L’ouverture de Così fan tutte (opéra qui sera mis en scène au Théâtre de l'Archevêché durant le Festival) donne le coup d’envoi de la soirée, qui ébroue les forces vibratoires de la scène, dans l’épais silence végétal du Cours Mirabeau, le chef étant comme sur les starting blocks. Il imprime un tempo très rapide, qui ne reposera que sur les indications de sa gestique, baguette ancrée vers le sol, bras gauche et droit réunis dans quelques volutes ou spirales, ou distincts selon le va-et-vient des pupitres. Il imprime une énergie volcanique à ses musiciens.
Les instruments donnent, en dépit de la rutilance sonorisée, une douceur seyante à la croisée de ces répertoires et traditions. Les cordes déplient d’heureuses volutes, les cuivres leur scintillance. Car pour atteindre le public venu nombreux se presser autour des barrières du périmètre réservé, le concert en plein air, tradition festive et populaire oblige, est sonorisé (avec les conséquences acoustiques et expressives que cela peut entraîner : perdant en finesse, pétillance, éclat, qui font ces répertoires).

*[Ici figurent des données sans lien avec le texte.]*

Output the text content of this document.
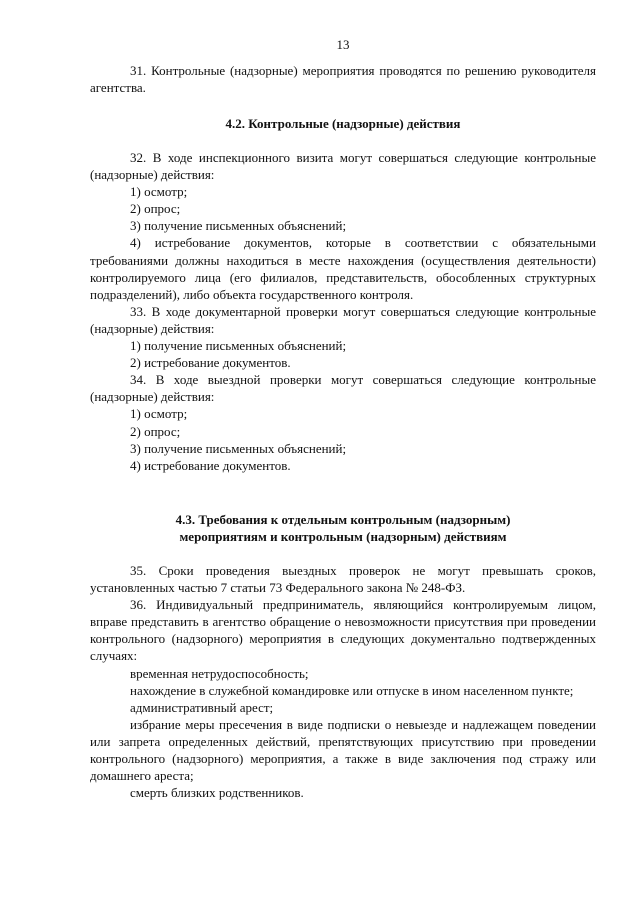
13

31. Контрольные (надзорные) мероприятия проводятся по решению руководителя агентства.

4.2. Контрольные (надзорные) действия

32. В ходе инспекционного визита могут совершаться следующие контрольные (надзорные) действия:

1) осмотр;

2) опрос;

3) получение письменных объяснений;

4) истребование документов, которые в соответствии с обязательными требованиями должны находиться в месте нахождения (осуществления деятельности) контролируемого лица (его филиалов, представительств, обособленных структурных подразделений), либо объекта государственного контроля.

33. В ходе документарной проверки могут совершаться следующие контрольные (надзорные) действия:

1) получение письменных объяснений;

2) истребование документов.

34. В ходе выездной проверки могут совершаться следующие контрольные (надзорные) действия:

1) осмотр;

2) опрос;

3) получение письменных объяснений;

4) истребование документов.

4.3. Требования к отдельным контрольным (надзорным)
мероприятиям и контрольным (надзорным) действиям

35. Сроки проведения выездных проверок не могут превышать сроков, установленных частью 7 статьи 73 Федерального закона № 248-ФЗ.

36. Индивидуальный предприниматель, являющийся контролируемым лицом, вправе представить в агентство обращение о невозможности присутствия при проведении контрольного (надзорного) мероприятия в следующих документально подтвержденных случаях:

временная нетрудоспособность;

нахождение в служебной командировке или отпуске в ином населенном пункте;

административный арест;

избрание меры пресечения в виде подписки о невыезде и надлежащем поведении или запрета определенных действий, препятствующих присутствию при проведении контрольного (надзорного) мероприятия, а также в виде заключения под стражу или домашнего ареста;

смерть близких родственников.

Les différents chanteurs de l’Académie, se retrouvent dans des formations croisées – seul l’air soliste étant évité – qui rebattent entièrement les cartes du casting solitaire des deux soirées précédentes. Chez les messieurs, un quatuor, vient offrir tantôt un socle puissant et solide tantôt une étole tendre et suave, en fonction des moments de vie saisis par la musique. Le ténor Jonah Hoskins, notamment en Ferrando dans Così, tire moins son épingle de ce jeu collectif que lors du concert précédent, même s’il apporte sa belle coulée de miel aux ensembles mozartiens, qu’il étale de manière généreuse et élégante. Son compagnon de tessiture, Anthony León, au timbre ajusté à Mozart, trouve dans le rôle d’Ottavio de graves accents ainsi qu’un puissant legato, qui donnent une dimension psychologique à son personnage. Le baryton Andres Cascante brille de tout le naturel de son legato de velours noir, sans avoir à surjouer, dans ses rôles de jeune homme et d’aristocrate. Il semble faire de la diction une arme dramatique au service de l’avancée de l’intrigue.

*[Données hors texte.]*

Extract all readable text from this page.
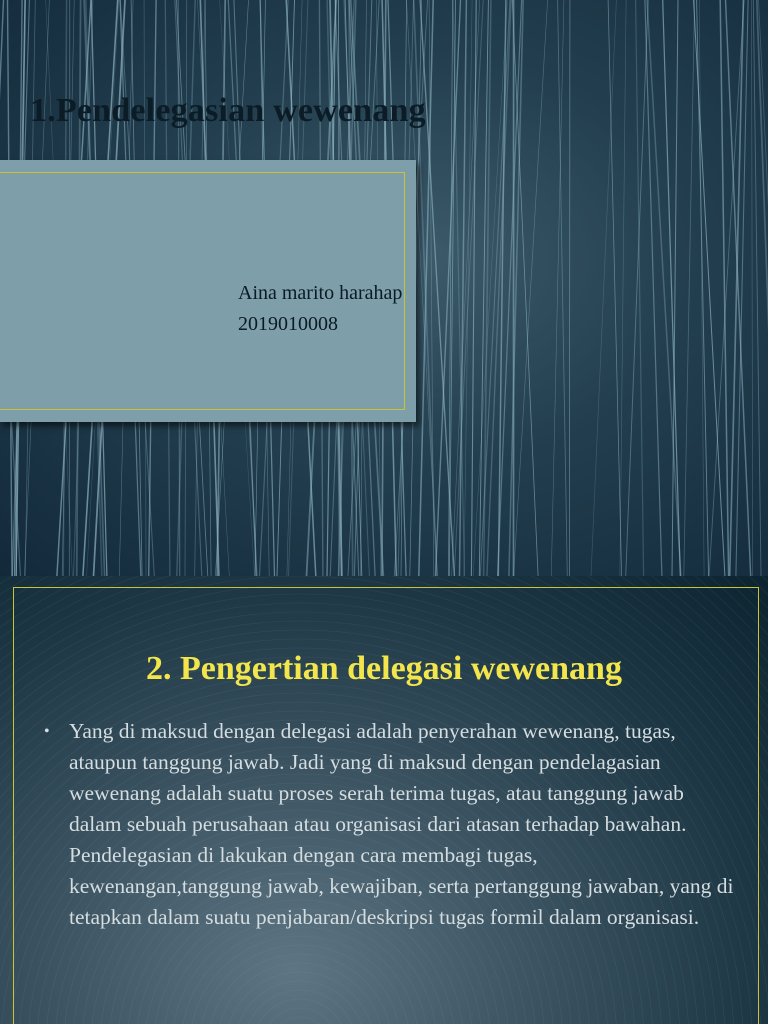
1.Pendelegasian wewenang
Aina marito harahap
2019010008
2. Pengertian delegasi wewenang
• Yang di maksud dengan delegasi adalah penyerahan wewenang, tugas, ataupun tanggung jawab. Jadi yang di maksud dengan pendelagasian wewenang adalah suatu proses serah terima tugas, atau tanggung jawab dalam sebuah perusahaan atau organisasi dari atasan terhadap bawahan. Pendelegasian di lakukan dengan cara membagi tugas, kewenangan,tanggung jawab, kewajiban, serta pertanggung jawaban, yang di tetapkan dalam suatu penjabaran/deskripsi tugas formil dalam organisasi.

La basse Mark Kurmanbayev s'impose en patron de la scène, en Don Alfonso ou en Masetto, deux rôles auxquels il prête une voix généreuse, un timbre de havane et une gestuelle droite, sans parler de son aisance à se faufiler dans le répertoire bouffe.
Chez les dames, domine tout d’abord, comme en miroir aux voix masculines, un quatuor de sopranos. La franco-américaine Sandra Hamaoui se révèle en Fiordiligi ou Susanna, par son timbre au tranchant précieux, à la luminosité nacrée, en pianissimi transparents. La coréenne Seonwoo Lee met sa voix fine et fraiche au service d’un récitatif palpitant ou déchirant, qu’elle organise rythmiquement, grâce à une diction parfaitement ouvragée. La cubaine Amanda Batista est une donna Donna Anna crédible, pétrie de noblesse d’émotion, puisant dans le ressort de son for intérieur. Elle découpe sa ligne vocale en grandes phrases, calibrées de manière harmonieuse. La soprano norvégienne Hedvig Haugerud est une solide Comtesse, personnage de tragédie. Le tempo lent qu’elle impose de tout son corps à la musique et à l’orchestre appelle le frisson. La vocalité est concentrée, dense (elle s’appuie sur les possibilités de la sonorisation, pour se déplier à couvert, comme si le chant parvenait directement de l’intériorité).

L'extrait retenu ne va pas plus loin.